La République arabe syrienne, et le clan Assad qui la dirige depuis 1970, a tenu bon depuis le déclenchement de la révolte populaire dite du « printemps arabe » en 2011. Après une répression féroce des contestataires par le régime, cette rébellion s’est transformée en lutte armée faisant intervenir des mouvements religieux comme le groupe Etat islamique (EI), Al Qaeda et différents autres mouvements islamistes faisant dans l’ensemble assez peu dans la poésie.
C’est ainsi que la Syrie a été transformée en un terrain de guerre civile où s’est exercé une cruauté d’un niveau encore rarement atteint. Des groupes islamistes contre un gouvernement dictatorial avec au milieu un peuple éclaté en une multitude d’ethnies et de pratiques religieuses, il n’en fallait pas plus pour déclencher un cataclysme et on a vu ce malheureux pays devenir la proie de toutes les barbaries.
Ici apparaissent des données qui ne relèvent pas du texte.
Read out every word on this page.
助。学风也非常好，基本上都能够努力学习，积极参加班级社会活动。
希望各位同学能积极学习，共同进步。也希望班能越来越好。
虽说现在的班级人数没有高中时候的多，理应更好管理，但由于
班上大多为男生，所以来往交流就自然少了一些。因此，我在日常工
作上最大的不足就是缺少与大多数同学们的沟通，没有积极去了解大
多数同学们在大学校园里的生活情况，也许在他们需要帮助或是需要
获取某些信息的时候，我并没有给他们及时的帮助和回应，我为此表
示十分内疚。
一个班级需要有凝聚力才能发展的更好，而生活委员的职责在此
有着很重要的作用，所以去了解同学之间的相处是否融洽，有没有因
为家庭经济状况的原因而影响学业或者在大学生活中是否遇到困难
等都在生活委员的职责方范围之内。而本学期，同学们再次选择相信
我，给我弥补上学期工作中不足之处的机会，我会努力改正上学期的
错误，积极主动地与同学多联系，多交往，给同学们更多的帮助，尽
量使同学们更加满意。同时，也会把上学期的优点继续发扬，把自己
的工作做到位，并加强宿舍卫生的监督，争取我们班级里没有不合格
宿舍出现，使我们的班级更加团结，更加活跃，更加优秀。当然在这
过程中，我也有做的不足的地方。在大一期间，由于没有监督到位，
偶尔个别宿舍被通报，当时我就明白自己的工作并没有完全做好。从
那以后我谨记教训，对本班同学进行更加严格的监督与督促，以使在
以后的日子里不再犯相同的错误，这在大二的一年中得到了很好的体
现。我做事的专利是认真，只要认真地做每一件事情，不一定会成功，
Cerise sur le gâteau, la situation s’est internationalisée avec les interventions d’une coalition internationale (plutôt occidentale) pour détruire les mouvements islamistes, de la Russie pour soutenir le régime Assad et de la Turquie qui veut protéger sa frontière sud des mouvements kurdes.
Le résultat est effrayant : des millions de déplacés (y compris en Europe), des massacres de populations civiles, des crimes de guerre et contre l’humanité, des tortures et meurtres en tous genres, le plus souvent largement filmés et relayés sur les réseaux dits « sociaux », un pays détruit, une population éclatée, etc. La Syrie qui n’était déjà pas particulièrement gâtée par la gouvernance de la famille Assad depuis 50 ans, est devenue le banc d’essai de tout ce que peuvent produire des esprits dérangés et maléfiques. On dirait que chaque camp s’y est mis pour essayer d’enfoncer le pays le plus profond possible dans le gouffre.
Malgré cette situation, le clan Assad a réussi à se maintenir au pouvoir, profitant habilement de l’internationalisation du conflit, manipulant les opposants les uns contre les autres. Accusé de crimes de guerre et de crimes contre l’humanité, Bachar el Assad (fils de Hafez el Assad) a d’abord été mis à l’index de la Ligue arabe, le garçon n’était vraiment pas fréquentable, même pour les théocraties moyen-orientales. Mais le temps a passé, Assad est toujours au pouvoir, la coalition occidentale a détruit au moins provisoirement l’EI et s’est retirée, la Russie alliée de la Syrie lui fait partager son message anti-occidental ; alors la Ligue arabe a réintégré la Syrie en mai dernier.
Le retour de l’enfant prodigue a été entériné lors d’un sommet de la Ligue arabe le 19 mai auquel était également invité le président ukrainien Zelenski venu essayer d’obtenir un peu de soutien des pays arabes contre l’invasion russe de son pays. Il a été rapporté que lorsque Zelinsky s’est exprimé en ukrainien devant les chefs d’Etat arabes, le président syrien a ostensiblement laissé tombé son casque de traduction, ne souhaitant sans doute pas connaître le fond de la pensée de l’ennemi de son allié russe.
Cette réintégration marque aussi la poursuite du déclin du sentiment démocratique. Les pays membres de cette Ligue ne voient sans doute plus pourquoi ils iraient sanctionner l’un des leurs pour des raisons liées à la démocratie, concept assez creux pour la majorité d’entre eux et en voie de déclin dans le reste du monde. Pour le moment, les pays occidentaux considèrent toujours le clan Assad, et donc la Syrie, comme infréquentable, au moins officiellement.